Cependant, tout n’est pas que comédie, il y a les digressions historiques permettant d’édifier la culture des lecteurs (j’ai appris beaucoup de choses sur l’histoire du Royaume Uni) et des réflexions philosophiques sur l’existence, sur les illusions que l’on entretient, avec complaisance, sur le monde et sur soi-même, sur l’inutilité de trop rechercher le faste sa vie.
Jerome K. Jerome a écrit ce récit d’aventures en 1889 souhaitant apporter au roman anglais un autre souffle, une autre direction. En effet, à cette époque, deux littératures étaient proposées, la littérature pour une société éduquée et cultivée (ainsi les romans de Jane Austen, de Wilkie Collins ou d’Elizabeth Gaskell, et la littérature de gare avec les romans à quatre sous (les penny novels). Il trouve le format idéal, avec « Trois hommes dans un bateau (sans parler du chien !) », pour satisfaire l’envie de détente et cherchant autre chose que les romans de gare. Quoi de plus adapté qu’un essai léger, des récits de voyage ou d’aventures drôles et parfois burlesques !
Bien que très critiqué par l’establishment littéraire, Jerome rencontre un énorme succès avec les aventures de son trio. Rapidement traduit en français (1892), plébiscité aux Etats-Unis, le roman deviendra la quintessence de l’humour anglais.
Ce texte, au fil de sa lecture, m’a paru étonnamment moderne pour l’époque, un ovni dans le contexte socio-littéraire de l’époque victorienne.
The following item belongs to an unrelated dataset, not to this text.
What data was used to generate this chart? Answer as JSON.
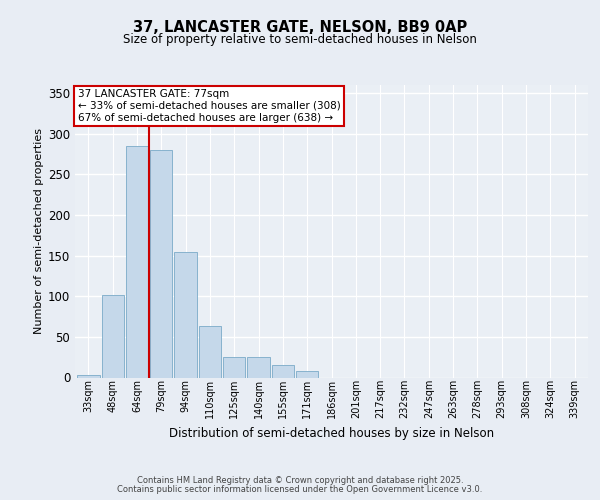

D’autant plus que derrière les innombrables clichés du quotidien de la société anglaise, le texte demeure très anglais apportant un élément nouveau d’importance « entre les distractions du peuple inculte et le raffinement de l’élite », à savoir « une littérature intermédiaire qui cherchait à conquérir un public plus vaste sans tomber dans les clichés vulgaires. » (André Topia)
En un mot comme en mille, ce roman est une véritable pépite d’humour.